A Study of Forward-Forward Algorithm for Self-Supervised Learning

Self-supervised representation learning has seen remarkable progress in the last few years, with some of the recent methods being able to learn useful image representations without labels. These methods are trained using backpropagation, the de facto standard. Recently, Geoffrey Hinton proposed the forward-forward algorithm as an alternative training method. It utilizes two forward passes and a separate loss function for each layer to train the network without backpropagation. In this study, for the first time, we study the performance of forward-forward vs. backpropagation for self-supervised representation learning and provide insights into the learned representation spaces. Our benchmark employs four standard datasets, namely MNIST, F-MNIST, SVHN and CIFAR-10, and three commonly used self-supervised representation learning techniques, namely rotation, flip and jigsaw. Our main finding is that while the forward-forward algorithm performs comparably to backpropagation during (self-)supervised training, the transfer performance is significantly lagging behind in all the studied settings. This may be caused by a combination of factors, including having a loss function for each layer and the way the supervised training is realized in the forward-forward paradigm. In comparison to backpropagation, the forward-forward algorithm focuses more on the boundaries and drops part of the information unnecessary for making decisions which harms the representation learning goal. Further investigation and research are necessary to stabilize the forward-forward strategy for self-supervised learning, to work beyond the datasets and configurations demonstrated by Geoffrey Hinton.

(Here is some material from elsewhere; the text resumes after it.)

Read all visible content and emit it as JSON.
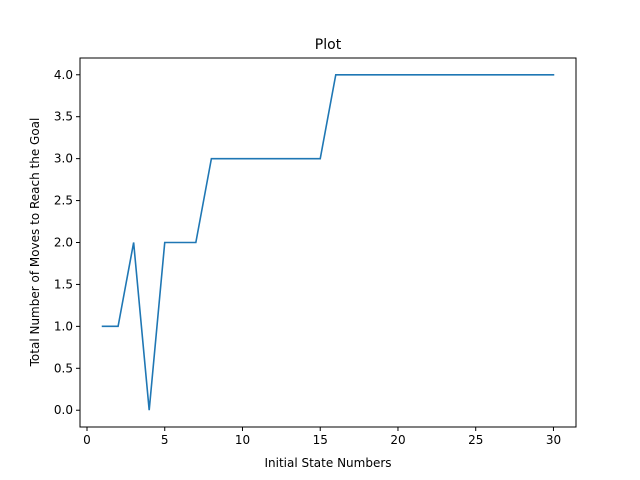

翻译：自监督表示学习在过去几年中取得了显著进展，一些最新方法能够无需标签即可学习有用的图像表示。这些方法采用反向传播作为事实标准进行训练。近期，杰弗里·辛顿提出前向-前向算法作为一种替代训练方法，通过两次前向传递和每层独立损失函数实现无需反向传播的网络训练。本研究首次系统比较了前向-前向算法与反向传播在自监督表示学习中的性能，并深入剖析了所学习表示空间的特征。我们以四个标准数据集（MNIST、F-MNIST、SVHN和CIFAR-10）为基准，采用三种常用自监督表示学习技术（旋转、翻转和拼图）。主要发现表明：尽管前向-前向算法在（自）监督训练阶段与反向传播性能相当，但其迁移性能在所有实验设定中均显著落后。这一现象可能源于多因素耦合，包括逐层损失函数设计及前向-前向范式对监督训练的实现方式。相较于反向传播，前向-前向算法更关注决策边界而舍弃部分非必要信息，这损害了表示学习目标。要突破杰弗里·辛顿所展示的数据集与配置限制，使前向-前向策略稳定应用于自监督学习，仍需进一步深入研究。